ネイティブプラグインは、2通りの方法で作成することができます。precompiled DLL とC++ ソースコードです。
ランタイムで DLL を読み込み、関数のエントリーポイントを見つけ、呼び出すことによって、プリコンパイルしたネイティブプラグインを P/Invoke 呼び出しできます。これらの DLL は、ターゲットにする CPU アーキテクチャ用の適切な Windows SDK に対してコンパイルする必要があります。また、DLL は、Unity プロジェクトに追加するとき Plugin インスペクター上でも設定しなければいけません。
Unity プロジェクトに直接 C++ (.cpp) コードファイルを追加することが可能です。それは、プラグインインスペクターでプラグインとして動作します。Windows Store やスクリプトバックエンド上の IL2CPP と互換性があるように設定された場合、これらの C++ ファイルはマネージド・アセンブリから生成されて取得した C++ コードと一緒にコンパイラされます。
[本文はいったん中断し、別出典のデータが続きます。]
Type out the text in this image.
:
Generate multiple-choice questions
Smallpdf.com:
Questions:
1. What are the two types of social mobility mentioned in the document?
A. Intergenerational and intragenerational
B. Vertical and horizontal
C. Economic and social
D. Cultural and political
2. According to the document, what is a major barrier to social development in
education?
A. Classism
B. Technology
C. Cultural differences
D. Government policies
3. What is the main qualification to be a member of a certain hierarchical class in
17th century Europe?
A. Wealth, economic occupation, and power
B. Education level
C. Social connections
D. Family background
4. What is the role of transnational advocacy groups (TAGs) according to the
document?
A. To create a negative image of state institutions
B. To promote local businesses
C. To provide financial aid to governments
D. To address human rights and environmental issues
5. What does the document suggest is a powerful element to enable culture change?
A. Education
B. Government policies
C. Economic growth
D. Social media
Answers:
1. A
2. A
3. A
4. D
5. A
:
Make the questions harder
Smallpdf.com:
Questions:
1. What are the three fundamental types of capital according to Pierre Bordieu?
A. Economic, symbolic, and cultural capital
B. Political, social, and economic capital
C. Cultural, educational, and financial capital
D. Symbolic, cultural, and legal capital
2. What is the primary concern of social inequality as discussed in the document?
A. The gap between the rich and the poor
関数は生成された C++ コードと一緒にリンクされるので、P/Invoke を行う DLL はありません。このため、DLL の名前の代わりに Internal キーワードを使用することができます。これにより、 Internal キーワードは、関数をランタイムに読み込む代わりに、C++ リンカーに関数を解決させます。
[DllImport("__Internal")]
private static extern int CountLettersInString([MarshalAs(UnmanagedType.LPWSTR)]string str);
呼び出しはリンカーによって解決されるので、マネージサイドで関数の宣言のエラーが発生すると、ランタイムのエラーではなくリンカーのエラーが発生します。これはまた、動的な読み込みがランタイム時に行われる必要がないことを意味し、関数は直接呼び出されます。これによって、P/Invoke 呼び出しのオーバーヘッドは著しく減少します。
Windows Store では、スクリプトバックエンドで IL2CPP を設定する場合、dll の名前(kernelbase.dll のような)を指定することで特定のシステムライブラリに P/Invoke することはできません。プロジェクトの外部に存在する DLL に P/Invoke を試みることでランタイム時 DllNotFoundException になります。
しかし、ビルド時に関数を解決するリンカになる DLL 名に代わって、「**Internal」のキーワードを指定することで、まだこれらのシステム関数に P/Invoke することが可能です。